Karmic credits are regenerative, money is born when an account opens, and it dies when the balance attempts to go past its 6-digit limit. There is no interest, fees or charges, no loans to repay, and no processes for periodic payments.

In combination, Karmic credits operation is unimpeded, poverty and hardship is ended, people are protected, and local trade, lives and livelihoods improve.

BRICS controls bond allocation which is capped by the country’s population number. They use a transparent plus-minus ledger, allocating bonds from thin air, retrieve bonds from outgoing elected parties and reissue bonds to newly elected parties to use.

Sovereign central bank allocations have limited use. They are free but must be replaced so there is always more spending and profiting that can happen without the accumulation of debt upon a nations people, making each Govt responsible for its term in office.

Money flows downward from Central banks to BRICS-Bonds to Kc, but not the other way around.

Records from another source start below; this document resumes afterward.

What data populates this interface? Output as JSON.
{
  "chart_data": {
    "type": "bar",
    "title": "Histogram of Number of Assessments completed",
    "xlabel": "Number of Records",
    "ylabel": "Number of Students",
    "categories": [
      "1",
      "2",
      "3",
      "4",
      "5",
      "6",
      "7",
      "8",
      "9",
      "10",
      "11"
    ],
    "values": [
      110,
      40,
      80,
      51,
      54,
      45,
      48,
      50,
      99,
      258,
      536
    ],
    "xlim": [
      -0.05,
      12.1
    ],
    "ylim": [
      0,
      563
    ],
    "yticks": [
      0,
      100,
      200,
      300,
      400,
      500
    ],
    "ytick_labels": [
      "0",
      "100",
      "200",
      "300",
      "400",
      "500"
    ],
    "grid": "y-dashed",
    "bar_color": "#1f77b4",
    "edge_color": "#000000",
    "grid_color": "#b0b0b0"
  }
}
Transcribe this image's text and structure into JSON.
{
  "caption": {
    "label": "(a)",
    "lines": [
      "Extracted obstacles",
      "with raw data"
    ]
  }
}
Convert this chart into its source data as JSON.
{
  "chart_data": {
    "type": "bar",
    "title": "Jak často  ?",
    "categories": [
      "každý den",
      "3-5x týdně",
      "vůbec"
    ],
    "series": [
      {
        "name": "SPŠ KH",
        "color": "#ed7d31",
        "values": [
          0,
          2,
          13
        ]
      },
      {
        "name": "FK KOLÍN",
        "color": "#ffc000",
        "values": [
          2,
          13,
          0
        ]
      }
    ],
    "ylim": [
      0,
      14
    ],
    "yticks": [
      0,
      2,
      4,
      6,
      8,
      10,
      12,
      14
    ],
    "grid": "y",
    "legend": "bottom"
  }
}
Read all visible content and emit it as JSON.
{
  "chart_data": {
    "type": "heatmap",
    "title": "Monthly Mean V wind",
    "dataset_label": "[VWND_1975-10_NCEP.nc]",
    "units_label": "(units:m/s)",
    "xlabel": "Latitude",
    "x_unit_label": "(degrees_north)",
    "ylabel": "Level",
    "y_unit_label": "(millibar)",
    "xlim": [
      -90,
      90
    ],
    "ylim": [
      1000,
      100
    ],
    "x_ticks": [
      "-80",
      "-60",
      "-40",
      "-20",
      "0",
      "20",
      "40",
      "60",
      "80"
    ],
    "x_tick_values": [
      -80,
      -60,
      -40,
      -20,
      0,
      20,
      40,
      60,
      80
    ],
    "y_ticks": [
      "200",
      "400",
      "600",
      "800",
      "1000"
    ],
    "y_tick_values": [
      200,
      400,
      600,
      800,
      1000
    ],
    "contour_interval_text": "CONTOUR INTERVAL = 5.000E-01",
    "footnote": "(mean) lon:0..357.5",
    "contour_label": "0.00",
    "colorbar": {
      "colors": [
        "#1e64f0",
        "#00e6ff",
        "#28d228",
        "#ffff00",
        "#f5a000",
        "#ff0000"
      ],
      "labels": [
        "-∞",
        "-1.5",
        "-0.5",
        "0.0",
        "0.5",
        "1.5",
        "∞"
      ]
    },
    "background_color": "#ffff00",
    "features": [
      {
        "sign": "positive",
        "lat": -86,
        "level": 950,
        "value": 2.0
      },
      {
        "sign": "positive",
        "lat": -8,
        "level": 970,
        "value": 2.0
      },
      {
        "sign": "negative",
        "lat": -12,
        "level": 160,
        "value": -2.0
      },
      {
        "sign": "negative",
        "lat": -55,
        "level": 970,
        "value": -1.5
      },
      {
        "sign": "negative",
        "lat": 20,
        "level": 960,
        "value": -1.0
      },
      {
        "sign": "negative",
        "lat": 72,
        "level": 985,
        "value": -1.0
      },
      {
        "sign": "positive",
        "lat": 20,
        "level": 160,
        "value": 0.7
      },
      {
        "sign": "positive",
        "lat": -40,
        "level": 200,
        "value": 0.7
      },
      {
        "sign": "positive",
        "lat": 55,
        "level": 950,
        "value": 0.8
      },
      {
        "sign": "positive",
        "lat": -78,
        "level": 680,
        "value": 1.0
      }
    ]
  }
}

BRICS-Bonds on Governments
  • Efficient Financial Operations
    • Limits on bond allocation based on population numbers ensure equitable and transparent distribution
    • Sovereign central bank allocations are capped and must be replaced, promoting ongoing investment and spending without creating long-term debt burdens.
    • Karmic credits are regenerative with no interest fees, periodic payments, or loans, making financial processes simpler and stress-free.
  • Economic and Social Benefits
    • The framework eradicates poverty and hardship by ensuring resources are always available to borrow and utilize.
    • It promotes local trade and improves lives and livelihoods, fostering economic stability and growth.
  • Encouraging Government Accountability
    • Governments are responsible for their term in office, as allocations must be replenished to maintain funding for future use.
  • Global Stability and Collaboration
    • By emphasizing ethical imperatives and fostering inclusivity, the framework strengthens trade relationships and enhances trust in global investments.
    • Promotes social equity, reducing incentives for conflict and encouraging constructive dialogue internationally.

Overall, this framework not only supports financial and governance efficiency but also contributes to global stability, economic growth, and the reduction of social disparities.

BRICS

BRICS uses gold in its settlements to ensure a stable and universally recognized medium of exchange that is not subject to the fluctuations and vulnerabilities of fiat currencies. Gold, as a tangible asset, provides intrinsic value and security, reducing dependency on traditional financial systems dominated by specific nations or regions. This promotes financial independence, fortifies trade relationships among member states, and supports the group's objective of creating a more balanced global economic framework outside US influence.

The adoption of this framework by BRICS represents a different approach to addressing monetary and governance challenges globally. By focusing on responsible management of shared resources and embedding ethical practices, it strengthens domestic economies and fosters broader integration of diverse national interests. This model has the potential to contribute to a more unified and resilient international financial system.

As countries move away from the USD toward the RMB as the reserve currency, BRICS-Bonds becomes a shared bond holding for all countries, each having an equal say in economic and financial affairs, without empowering one nation above the others. Using weights of gold as part of sovereign central bank currency exchanges rather than the value of gold removes the instability of price fluctuations.

Financial Markets

As society adopts Karmic credits, investing for survival becomes unnecessary, stabilizing company shareholdings over time. This change allows more diverse investment portfolios, reducing dependency on certain products. Gold's role in international settlements strengthens global debt systems against external shocks. The BRICS initiative supports sustainable practices and equitable monetary policies, promoting innovation and addressing systemic inequalities. This evolving framework could guide other coalitions in redefining economic relationships, fostering mutual respect and stability, and ushering in a balanced global economic order.